Heaven’s Gate

Jul 15, 2013 by

Heaven's Gate CoverProspect, Tennessee Police Chief Sam Jenkins goes undercover to buy automatic weapons and military munitions from a gun show hustler.

The chief enlists assistance from an agent of the Bureau of Alcohol, Tobacco and Firearms to provide front money for the operation, and by reviving his old skills as a New York detective, Sam pulls off the sting in grand fashion.

But things turn explosive on the “Peaceful side of the Smokies” when members of a neo-fascist militia group believe the crooked gun dealer Jenkins arrested has turned informant.

Read An Excerpt

Most of the police chiefs I know don’t work on weekends.
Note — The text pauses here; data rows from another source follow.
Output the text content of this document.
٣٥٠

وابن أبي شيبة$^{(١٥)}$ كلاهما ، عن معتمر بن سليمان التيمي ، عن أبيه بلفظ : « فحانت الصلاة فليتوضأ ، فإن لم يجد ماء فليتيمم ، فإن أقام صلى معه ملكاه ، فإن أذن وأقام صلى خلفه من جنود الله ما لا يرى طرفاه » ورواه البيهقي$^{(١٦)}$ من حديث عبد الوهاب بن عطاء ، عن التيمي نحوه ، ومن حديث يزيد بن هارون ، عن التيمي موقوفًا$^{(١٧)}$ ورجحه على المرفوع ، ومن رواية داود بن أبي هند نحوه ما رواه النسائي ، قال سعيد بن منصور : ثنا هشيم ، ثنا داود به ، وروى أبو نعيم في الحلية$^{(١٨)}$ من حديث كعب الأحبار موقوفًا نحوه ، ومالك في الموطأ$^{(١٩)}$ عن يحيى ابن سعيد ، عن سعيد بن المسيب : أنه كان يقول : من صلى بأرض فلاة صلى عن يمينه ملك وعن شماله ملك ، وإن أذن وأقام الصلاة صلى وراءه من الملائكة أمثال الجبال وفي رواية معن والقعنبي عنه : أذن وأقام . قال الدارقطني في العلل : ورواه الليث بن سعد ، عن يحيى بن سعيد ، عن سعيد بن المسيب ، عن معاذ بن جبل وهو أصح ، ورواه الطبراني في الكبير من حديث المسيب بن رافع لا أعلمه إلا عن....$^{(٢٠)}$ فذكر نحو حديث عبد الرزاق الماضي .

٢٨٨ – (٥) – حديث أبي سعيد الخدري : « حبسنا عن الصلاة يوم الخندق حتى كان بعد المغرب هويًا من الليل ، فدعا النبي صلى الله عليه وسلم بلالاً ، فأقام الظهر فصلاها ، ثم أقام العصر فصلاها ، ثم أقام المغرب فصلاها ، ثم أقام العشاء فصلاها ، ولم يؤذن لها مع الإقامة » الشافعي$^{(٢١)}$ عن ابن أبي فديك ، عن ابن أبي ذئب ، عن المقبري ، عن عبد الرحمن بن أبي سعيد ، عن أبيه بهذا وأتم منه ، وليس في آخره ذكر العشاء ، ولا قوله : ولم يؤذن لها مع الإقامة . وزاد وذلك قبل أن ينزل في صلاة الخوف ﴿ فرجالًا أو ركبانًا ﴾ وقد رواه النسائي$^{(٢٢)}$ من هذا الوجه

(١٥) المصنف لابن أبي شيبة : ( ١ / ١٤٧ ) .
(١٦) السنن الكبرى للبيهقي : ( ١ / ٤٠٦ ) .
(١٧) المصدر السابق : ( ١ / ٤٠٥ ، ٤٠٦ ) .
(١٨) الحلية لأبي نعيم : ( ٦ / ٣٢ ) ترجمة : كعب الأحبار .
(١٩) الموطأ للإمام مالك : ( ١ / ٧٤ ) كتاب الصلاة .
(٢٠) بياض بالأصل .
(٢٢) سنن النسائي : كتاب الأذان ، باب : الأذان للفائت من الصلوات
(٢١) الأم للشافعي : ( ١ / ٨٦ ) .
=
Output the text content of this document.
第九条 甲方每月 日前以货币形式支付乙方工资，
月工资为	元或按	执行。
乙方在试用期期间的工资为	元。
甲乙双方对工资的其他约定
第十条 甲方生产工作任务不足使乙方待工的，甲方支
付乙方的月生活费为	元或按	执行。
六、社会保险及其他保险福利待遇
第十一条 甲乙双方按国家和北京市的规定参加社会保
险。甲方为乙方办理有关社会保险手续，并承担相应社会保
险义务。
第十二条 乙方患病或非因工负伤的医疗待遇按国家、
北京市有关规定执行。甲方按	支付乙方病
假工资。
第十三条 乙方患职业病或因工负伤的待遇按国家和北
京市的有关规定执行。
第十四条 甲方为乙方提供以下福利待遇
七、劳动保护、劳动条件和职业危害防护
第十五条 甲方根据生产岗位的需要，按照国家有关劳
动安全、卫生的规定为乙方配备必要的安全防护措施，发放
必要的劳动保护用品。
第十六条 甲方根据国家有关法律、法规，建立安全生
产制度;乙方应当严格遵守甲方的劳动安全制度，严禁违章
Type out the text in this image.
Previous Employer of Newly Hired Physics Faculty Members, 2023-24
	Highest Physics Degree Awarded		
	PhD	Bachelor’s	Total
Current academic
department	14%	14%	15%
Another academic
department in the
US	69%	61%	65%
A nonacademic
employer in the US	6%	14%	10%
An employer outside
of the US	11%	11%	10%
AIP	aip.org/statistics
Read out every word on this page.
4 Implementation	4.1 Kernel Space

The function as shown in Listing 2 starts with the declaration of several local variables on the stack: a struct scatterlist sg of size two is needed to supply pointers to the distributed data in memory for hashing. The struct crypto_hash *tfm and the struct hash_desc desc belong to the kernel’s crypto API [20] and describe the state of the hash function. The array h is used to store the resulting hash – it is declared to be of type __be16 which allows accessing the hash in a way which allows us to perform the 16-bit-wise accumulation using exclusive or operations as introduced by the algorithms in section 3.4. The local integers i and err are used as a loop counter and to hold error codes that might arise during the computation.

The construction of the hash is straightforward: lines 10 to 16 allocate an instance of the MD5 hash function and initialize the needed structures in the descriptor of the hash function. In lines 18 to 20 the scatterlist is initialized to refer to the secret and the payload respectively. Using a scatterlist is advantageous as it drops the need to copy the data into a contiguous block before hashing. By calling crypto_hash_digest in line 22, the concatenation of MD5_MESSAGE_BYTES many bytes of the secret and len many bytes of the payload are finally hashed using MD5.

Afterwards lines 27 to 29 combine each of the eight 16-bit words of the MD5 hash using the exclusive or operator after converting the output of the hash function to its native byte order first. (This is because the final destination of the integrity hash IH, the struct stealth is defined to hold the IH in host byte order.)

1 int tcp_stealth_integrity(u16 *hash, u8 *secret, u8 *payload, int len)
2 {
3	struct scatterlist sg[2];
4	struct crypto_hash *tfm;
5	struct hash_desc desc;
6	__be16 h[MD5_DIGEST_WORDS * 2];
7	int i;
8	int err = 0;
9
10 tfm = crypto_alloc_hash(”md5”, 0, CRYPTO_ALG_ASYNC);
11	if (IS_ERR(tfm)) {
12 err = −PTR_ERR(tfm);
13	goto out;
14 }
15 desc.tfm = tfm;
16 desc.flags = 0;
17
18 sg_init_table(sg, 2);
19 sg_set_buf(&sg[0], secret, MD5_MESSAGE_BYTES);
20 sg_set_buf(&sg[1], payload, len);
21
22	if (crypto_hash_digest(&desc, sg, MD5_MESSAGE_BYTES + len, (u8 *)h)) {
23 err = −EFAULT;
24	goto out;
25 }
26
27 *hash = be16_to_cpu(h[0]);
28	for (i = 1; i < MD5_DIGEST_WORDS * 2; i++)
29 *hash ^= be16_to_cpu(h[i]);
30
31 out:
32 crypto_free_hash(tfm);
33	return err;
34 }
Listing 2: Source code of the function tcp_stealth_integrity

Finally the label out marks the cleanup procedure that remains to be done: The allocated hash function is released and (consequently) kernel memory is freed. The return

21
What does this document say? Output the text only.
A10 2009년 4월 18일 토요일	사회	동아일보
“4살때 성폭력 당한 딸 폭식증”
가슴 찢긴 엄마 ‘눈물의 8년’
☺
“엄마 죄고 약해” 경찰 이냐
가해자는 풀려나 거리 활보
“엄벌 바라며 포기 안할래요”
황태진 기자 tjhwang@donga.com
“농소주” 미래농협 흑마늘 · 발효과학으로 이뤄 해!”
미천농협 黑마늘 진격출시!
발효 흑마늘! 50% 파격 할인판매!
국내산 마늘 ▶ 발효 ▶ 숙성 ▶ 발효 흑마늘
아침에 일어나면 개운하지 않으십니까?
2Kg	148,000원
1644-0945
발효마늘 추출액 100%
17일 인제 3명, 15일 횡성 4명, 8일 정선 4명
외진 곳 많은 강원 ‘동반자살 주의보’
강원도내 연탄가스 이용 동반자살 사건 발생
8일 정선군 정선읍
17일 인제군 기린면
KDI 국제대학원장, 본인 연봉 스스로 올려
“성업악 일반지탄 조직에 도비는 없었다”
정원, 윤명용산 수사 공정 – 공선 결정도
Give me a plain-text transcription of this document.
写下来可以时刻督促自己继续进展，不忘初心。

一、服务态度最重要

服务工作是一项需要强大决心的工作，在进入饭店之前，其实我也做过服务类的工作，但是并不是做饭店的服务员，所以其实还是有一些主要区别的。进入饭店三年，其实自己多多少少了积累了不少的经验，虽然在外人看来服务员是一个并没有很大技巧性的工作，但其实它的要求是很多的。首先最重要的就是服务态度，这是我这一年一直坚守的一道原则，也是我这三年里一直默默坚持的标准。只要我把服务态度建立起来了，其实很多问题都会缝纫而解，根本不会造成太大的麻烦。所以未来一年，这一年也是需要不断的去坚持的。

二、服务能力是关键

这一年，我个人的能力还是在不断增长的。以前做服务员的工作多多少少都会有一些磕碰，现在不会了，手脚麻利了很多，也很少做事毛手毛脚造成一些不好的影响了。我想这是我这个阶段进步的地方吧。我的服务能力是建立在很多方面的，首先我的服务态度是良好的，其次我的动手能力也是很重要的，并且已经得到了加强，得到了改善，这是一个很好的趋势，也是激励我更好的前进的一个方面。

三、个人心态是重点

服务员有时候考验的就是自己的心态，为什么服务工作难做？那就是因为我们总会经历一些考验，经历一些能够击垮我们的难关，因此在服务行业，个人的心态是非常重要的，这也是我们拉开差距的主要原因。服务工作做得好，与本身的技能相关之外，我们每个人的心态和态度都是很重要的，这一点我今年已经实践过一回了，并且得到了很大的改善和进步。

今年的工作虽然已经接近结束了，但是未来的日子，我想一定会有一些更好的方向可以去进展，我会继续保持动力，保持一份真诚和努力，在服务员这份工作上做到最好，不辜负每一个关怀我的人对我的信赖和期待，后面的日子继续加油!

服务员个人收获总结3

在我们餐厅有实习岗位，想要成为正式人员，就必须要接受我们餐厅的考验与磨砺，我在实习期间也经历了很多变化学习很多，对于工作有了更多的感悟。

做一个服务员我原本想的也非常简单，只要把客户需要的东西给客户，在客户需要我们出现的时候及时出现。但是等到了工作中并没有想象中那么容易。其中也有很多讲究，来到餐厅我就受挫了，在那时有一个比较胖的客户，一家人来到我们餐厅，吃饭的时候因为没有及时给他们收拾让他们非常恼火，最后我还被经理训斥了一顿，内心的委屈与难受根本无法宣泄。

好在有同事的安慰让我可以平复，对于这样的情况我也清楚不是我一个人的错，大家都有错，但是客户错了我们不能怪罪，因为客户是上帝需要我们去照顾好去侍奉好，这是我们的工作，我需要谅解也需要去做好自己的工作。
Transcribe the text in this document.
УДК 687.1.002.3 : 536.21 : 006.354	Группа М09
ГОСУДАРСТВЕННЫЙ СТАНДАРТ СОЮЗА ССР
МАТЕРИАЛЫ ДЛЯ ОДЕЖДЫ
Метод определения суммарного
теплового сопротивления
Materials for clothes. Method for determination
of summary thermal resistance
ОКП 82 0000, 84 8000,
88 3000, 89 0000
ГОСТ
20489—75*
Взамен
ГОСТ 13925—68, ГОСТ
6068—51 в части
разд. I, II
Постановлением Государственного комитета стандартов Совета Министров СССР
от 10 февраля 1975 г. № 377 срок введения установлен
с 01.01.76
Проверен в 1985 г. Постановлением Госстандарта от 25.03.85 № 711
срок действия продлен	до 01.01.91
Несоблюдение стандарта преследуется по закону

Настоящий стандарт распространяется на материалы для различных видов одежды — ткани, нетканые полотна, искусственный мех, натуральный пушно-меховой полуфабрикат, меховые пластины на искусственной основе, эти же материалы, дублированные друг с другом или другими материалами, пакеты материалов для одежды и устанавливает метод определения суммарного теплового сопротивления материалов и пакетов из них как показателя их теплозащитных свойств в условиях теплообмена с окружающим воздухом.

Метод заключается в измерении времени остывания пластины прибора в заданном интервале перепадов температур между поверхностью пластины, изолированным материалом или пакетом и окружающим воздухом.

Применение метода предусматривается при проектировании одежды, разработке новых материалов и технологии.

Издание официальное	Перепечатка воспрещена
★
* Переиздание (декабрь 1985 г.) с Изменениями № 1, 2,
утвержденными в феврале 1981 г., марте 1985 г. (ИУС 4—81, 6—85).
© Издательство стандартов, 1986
I’m no exception. One warm Saturday in late May, I stood in the driveway washing the pollen off my gorgeous 1967 Austin-Healey 3000 when my equally gorgeous wife, Kate, stuck her head out the door.

“Hey, sweetie, Junior Huskey is on the phone.”

“Be right there.”

Junior is one of the twelve officers who work at Prospect PD. Prospect is a picturesque little city in the foothills of the Great Smoky Mountains.

I rinsed a coating of suds off the Healey, walked through the garage, and answered a wall phone in our kitchen.

“What’s up, kid?” I said.

“Sorry ta bother ya, boss, but me an’ Bobby’s at a gun show in the Jacob Building at Chilhowee Park an’ we need supervision.” Bobby was Officer Bobby John Crockett, another one of Prospect’s finest.

“You want me to help you pick out a gun?” I asked.

“No, sir. We got us a po-leece problem.”

“Chilhowee Park is in Knoxville—not our area.”

“Sam, this looks big,” Junior said. “Y’all might need ta git yer federal friends involved.”

“Aren’t there any local cops at the show?”

“Yes, sir, two old guys from Knox County who don’t look like they can walk and chew t’bacca at the same time.”

“And you want to get involved?”

“If yew was here, yew would, too.”

“What have you got?”

“We had went half-way through the show and I needed ta go in the men’s room. Well, sir, three guys are standin’ there and one opens a briefcase. He showed the other two what looked like a pair o’ rocket propelled grenades and an old-fashioned pineapple hand grenade.”

“It was live ordnance?”

“Yes, sir, I believe so.”

“Why do you think that?”

“While I was takin’ a leak, I heard the guy with the briefcase say, ‘Yew want other stuff from Nam, I kin git ya U.S. or commie—new old stock.’”

“You see any money change hands?”

“The lookers said it was too expensive fer ‘em.”

“This guy still at the show?”

“He’ll be here till five o’clock. Got him a dealer’s table.”

“I’ll be there in half an hour.”

I grabbed the sport shirt I left hanging on the back of a chair and began putting it on when my wife asked a reasonable question.

“Where are you going now?”

“Knoxville gun show. Junior and Bobby have a problem.”

“And only the police chief can help them on a Saturday morning?”

“I’m their fearless leader.”

“You were going to help me make pickled ginger.”

“Soon as I get home.”

The streak of gray that runs through Kate’s dark hair fell over her left eye. I brushed it aside and kissed her.

“Hang in there, Kats. I’m off to fight crime and keep East Tennessee safe for democracy.”

“You’re such a creep.”

“But I’m your creep, love. I’ll be home soon.”